In the Greek language of the New Testament, there is a word: Ginosco, which means "a deep and intimate knowing." This is the word that Jesus used in Matthew, chapter 7, where He predicts that He will say to some at the judgment, who are mistaken about their salvation, "Depart from me, you that work iniquity, I never knew [ginosco] you." [Brackets added] 

The idea here is that they failed in the judgment because they failed to develop an intimate relationship with God. The rubber reality is all about finding and experiencing that living relationship through a challenging daily give-and-take. And that is why God employs it.

And, in fact, it is true that this less predictable faith reality sometimes brings us miracles. It is also equally true that it sometimes brings us perplexity and frustration. But the good news is - it always brings us God.

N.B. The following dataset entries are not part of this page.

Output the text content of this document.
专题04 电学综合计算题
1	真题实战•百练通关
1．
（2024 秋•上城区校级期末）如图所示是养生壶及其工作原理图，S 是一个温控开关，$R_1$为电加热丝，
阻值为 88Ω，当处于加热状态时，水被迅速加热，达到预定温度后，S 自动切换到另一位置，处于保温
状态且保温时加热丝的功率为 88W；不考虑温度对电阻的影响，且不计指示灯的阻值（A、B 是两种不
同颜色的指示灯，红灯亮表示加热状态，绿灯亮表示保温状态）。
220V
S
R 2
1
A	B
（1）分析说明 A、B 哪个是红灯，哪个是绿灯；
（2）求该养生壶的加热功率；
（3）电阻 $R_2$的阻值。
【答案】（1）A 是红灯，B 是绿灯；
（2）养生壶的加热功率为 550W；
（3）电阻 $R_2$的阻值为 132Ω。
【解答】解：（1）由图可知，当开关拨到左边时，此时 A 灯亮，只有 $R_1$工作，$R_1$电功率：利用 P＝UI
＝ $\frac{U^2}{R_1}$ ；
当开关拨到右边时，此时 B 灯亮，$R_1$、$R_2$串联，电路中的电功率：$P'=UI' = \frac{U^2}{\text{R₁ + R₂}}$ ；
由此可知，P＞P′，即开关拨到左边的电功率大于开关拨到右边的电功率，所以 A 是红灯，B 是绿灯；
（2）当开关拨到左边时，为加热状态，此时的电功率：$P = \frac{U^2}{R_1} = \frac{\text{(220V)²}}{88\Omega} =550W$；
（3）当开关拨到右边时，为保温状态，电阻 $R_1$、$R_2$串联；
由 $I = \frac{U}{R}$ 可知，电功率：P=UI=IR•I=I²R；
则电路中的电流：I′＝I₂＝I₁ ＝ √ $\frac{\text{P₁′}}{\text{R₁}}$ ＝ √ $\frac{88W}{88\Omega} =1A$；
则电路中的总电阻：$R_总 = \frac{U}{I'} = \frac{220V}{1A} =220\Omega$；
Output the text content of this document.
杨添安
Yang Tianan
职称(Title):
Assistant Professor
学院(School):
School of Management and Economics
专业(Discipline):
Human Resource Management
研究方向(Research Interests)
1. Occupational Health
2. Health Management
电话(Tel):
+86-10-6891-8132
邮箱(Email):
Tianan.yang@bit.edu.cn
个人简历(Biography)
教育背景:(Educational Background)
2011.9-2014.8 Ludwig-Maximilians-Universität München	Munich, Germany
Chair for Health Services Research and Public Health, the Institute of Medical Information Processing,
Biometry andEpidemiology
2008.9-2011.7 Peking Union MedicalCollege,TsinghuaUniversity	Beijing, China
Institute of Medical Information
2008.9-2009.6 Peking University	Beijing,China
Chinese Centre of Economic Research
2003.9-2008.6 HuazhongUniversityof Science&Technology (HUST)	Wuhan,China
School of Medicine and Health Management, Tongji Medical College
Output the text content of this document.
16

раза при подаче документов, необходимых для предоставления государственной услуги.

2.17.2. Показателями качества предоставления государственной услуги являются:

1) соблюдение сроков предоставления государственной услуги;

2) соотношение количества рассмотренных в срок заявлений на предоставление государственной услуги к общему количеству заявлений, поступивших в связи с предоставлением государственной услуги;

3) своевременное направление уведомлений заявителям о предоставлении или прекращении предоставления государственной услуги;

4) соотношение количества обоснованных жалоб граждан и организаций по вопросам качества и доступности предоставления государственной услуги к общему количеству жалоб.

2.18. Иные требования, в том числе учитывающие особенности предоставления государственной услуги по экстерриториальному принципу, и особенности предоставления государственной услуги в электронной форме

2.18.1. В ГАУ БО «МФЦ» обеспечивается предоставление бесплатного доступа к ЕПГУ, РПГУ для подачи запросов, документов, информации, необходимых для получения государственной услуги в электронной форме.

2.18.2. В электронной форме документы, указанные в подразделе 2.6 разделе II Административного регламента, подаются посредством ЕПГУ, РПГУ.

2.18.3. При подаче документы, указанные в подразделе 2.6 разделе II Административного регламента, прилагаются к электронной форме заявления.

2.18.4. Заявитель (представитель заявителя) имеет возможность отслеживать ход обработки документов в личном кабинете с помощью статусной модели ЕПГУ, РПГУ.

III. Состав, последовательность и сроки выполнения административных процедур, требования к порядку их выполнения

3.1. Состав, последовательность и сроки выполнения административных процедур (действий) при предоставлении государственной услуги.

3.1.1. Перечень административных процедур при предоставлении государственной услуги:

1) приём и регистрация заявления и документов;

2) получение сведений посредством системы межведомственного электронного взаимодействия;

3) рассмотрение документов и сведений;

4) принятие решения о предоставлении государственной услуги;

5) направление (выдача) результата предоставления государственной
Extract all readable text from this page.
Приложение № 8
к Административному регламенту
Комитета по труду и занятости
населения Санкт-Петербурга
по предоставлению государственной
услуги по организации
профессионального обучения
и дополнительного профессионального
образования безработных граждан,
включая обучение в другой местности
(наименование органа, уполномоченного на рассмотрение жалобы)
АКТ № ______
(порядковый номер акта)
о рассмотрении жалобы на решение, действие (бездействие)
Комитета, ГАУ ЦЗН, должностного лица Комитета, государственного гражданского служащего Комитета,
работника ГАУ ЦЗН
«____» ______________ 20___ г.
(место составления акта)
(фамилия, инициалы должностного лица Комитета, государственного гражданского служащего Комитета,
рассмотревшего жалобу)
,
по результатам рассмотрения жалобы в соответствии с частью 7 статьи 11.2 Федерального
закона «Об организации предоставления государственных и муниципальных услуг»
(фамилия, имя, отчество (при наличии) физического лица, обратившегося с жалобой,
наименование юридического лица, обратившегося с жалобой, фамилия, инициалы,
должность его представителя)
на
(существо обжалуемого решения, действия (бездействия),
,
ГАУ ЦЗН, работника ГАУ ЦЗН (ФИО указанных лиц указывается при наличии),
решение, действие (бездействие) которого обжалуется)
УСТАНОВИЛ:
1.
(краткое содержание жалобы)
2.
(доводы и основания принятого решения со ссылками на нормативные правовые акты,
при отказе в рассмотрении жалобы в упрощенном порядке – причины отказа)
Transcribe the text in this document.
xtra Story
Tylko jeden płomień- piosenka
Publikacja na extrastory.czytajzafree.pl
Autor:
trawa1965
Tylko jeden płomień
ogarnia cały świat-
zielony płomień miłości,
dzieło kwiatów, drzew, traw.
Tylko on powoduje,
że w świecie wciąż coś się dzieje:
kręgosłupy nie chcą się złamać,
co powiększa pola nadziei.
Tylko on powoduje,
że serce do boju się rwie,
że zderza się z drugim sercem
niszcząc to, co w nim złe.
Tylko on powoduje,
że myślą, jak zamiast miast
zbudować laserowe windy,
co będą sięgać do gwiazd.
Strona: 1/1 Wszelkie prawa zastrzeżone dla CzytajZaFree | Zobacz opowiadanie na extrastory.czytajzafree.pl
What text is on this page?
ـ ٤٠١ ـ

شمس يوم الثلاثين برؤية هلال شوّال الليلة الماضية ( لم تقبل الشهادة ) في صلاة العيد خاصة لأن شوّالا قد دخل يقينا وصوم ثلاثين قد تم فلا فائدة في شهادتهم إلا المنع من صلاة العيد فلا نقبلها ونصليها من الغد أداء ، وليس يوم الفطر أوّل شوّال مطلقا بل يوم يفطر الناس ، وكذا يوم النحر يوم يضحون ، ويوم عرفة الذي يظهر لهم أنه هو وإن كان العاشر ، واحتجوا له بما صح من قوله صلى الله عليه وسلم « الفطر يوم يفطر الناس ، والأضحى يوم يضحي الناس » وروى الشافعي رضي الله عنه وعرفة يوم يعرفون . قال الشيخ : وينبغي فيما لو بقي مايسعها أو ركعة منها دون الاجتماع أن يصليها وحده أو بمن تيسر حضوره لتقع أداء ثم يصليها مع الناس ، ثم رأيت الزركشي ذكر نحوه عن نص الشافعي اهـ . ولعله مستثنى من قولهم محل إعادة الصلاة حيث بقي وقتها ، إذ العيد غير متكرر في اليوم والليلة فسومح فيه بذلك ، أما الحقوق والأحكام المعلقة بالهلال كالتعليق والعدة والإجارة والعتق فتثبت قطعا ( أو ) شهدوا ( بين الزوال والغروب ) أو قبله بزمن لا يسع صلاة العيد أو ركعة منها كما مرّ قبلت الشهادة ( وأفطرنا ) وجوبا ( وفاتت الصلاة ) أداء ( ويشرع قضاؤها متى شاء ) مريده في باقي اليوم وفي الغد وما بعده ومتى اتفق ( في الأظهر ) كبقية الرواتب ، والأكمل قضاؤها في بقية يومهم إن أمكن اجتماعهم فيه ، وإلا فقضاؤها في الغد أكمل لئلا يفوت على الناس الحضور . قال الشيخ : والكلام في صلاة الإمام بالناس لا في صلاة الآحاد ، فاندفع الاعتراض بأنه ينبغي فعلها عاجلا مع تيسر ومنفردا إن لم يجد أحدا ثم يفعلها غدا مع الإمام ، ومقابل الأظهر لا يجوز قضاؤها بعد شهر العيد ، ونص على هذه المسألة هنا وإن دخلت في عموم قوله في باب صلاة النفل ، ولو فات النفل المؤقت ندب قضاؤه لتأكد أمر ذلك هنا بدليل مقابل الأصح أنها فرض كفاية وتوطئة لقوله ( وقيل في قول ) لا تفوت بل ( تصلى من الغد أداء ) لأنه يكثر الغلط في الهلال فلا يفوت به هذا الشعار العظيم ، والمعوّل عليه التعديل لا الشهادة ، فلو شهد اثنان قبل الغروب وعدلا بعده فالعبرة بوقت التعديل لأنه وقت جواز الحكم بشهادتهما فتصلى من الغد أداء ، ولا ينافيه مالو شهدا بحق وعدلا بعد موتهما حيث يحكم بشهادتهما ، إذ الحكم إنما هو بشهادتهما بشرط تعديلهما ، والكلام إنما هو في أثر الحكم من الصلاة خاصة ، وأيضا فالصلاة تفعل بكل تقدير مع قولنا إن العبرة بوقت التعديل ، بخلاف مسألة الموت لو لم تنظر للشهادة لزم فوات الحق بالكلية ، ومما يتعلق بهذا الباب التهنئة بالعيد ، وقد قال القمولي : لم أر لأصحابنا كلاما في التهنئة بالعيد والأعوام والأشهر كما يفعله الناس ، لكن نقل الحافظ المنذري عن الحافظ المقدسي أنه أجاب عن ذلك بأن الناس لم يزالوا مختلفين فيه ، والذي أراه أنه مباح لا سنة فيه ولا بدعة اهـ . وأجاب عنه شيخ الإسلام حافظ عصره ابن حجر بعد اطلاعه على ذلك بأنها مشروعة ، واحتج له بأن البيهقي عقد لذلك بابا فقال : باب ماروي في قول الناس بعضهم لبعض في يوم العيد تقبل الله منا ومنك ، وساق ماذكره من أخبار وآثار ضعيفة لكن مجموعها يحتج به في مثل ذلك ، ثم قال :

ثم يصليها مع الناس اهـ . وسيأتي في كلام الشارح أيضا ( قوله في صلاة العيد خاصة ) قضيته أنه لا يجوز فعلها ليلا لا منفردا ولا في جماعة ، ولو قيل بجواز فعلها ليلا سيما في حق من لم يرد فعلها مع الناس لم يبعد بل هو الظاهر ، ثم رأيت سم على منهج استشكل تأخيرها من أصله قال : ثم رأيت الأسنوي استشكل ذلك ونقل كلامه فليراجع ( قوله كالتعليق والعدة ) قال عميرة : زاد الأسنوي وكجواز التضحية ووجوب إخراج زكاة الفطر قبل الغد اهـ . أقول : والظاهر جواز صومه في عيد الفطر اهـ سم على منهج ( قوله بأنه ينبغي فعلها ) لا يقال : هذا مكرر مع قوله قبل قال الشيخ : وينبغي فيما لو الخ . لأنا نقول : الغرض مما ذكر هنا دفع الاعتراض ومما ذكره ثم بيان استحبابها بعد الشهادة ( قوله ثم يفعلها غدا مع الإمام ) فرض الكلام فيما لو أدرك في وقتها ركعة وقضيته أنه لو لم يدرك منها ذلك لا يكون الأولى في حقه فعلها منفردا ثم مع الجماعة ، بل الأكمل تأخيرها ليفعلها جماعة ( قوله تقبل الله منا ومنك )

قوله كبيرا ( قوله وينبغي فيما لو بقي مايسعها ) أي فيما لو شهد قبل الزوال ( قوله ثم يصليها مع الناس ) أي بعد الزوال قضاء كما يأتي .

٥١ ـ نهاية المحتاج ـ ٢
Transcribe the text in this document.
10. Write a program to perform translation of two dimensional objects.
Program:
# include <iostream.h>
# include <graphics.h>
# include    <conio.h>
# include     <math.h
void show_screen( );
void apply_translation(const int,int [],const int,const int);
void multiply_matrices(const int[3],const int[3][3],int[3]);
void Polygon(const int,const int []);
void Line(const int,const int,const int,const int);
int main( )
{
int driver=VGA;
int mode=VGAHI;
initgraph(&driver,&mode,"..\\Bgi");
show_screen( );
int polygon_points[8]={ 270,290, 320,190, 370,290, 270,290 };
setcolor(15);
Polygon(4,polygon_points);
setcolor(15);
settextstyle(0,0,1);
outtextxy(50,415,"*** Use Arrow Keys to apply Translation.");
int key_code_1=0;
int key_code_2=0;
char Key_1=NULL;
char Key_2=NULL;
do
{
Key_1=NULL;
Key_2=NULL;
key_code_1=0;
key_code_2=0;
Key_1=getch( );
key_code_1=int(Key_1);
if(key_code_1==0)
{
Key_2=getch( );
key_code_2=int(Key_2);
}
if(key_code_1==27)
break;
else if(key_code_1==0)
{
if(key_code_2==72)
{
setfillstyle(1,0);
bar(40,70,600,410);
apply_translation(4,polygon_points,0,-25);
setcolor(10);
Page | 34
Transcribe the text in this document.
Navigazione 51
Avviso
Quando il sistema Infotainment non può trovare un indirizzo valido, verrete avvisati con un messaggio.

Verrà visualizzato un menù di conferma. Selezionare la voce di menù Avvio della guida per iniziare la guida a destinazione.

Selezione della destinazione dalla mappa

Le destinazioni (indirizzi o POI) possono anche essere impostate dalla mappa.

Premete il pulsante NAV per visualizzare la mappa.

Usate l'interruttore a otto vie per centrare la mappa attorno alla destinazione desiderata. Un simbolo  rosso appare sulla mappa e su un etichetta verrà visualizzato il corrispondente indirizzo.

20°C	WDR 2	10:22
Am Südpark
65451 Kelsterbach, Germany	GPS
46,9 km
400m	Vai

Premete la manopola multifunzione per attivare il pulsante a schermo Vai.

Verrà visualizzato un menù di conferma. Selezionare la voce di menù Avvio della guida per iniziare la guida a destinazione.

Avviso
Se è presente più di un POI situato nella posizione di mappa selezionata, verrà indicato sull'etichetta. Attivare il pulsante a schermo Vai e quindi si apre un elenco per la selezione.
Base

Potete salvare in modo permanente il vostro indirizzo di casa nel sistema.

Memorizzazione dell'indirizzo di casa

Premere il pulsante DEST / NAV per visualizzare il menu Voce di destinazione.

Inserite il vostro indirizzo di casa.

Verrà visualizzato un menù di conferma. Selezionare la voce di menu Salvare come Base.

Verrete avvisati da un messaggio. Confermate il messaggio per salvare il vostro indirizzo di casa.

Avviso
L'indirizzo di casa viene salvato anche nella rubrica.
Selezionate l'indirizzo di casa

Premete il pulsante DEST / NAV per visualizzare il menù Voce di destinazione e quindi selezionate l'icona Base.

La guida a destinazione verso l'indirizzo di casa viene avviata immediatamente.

As we are forced to pick our way through this unfamiliar reality of God's larger and more mysterious purposes, his divine providence, His "higher" ways, we come to know him on a much deeper level. And, somewhere along the way, as we work through the twists and turns of this elastic reality where faith lives, we stop being spiritual children. We start to understand God - the way He really is and we start to reflect Him in our own character.

As this faith process works, we also stop knowing only what we have been told; and we start knowing what we have personally discovered - first hand. And all of a sudden, God is no longer an entirely mysterious God who lives somewhere off in the distance.  Rather, He becomes the God close up and very familiar. And so, through this faith reality, a living relationship and a true God awareness is ultimately created.

When you think about it, love and relationship, as basic ideas, are not really very complicated. But, both of these ideas, as we actually live them out, always require us to become more invested and more sophisticated in our thinking.

Whether we are talking about husbands and wives, parents and children, or God and the faithful, love and relationship will always call us to new levels of sophistication in our understanding of others. The first time my wife cried after we were married, I started to realize that I had to understand and respond to her differently than I originally thought or risk hurting her through my insensitivity. 


That same dynamic exists in every important relationship.  So, God's way of fanning the flames of this relational growth process is simply to ask us to enter this stretchy reality of faith where he can pose questions that do not have immediate answers. Where circumstances are not always what they seem. Where facts and projections are not so clear cut. 

Indeed, all of this is necessary to stimulate us to search out God's perspective and get beyond merely our own. It is a place where all that we know and are, will be pitted against all that God is and wants us to be.

The Rubber Reality - only the truly faithful walk there for any length of time. And while that reality sometimes makes temporary fools of us, tries our patience, and underscores our limitations - it is the real pathway to God. And when we have successfully navigated this elastic road under the guidance of the Holy Spirit, we will see clearly, its value. We will truly know God; and we will be intimately known of Him.

It really just comes to this.  The believer has no greater security than an intimate friendship with God that has found its way beyond delusion to a true maturity.  But, before our friendship with Him can become mature - it must endure the stretching for a season.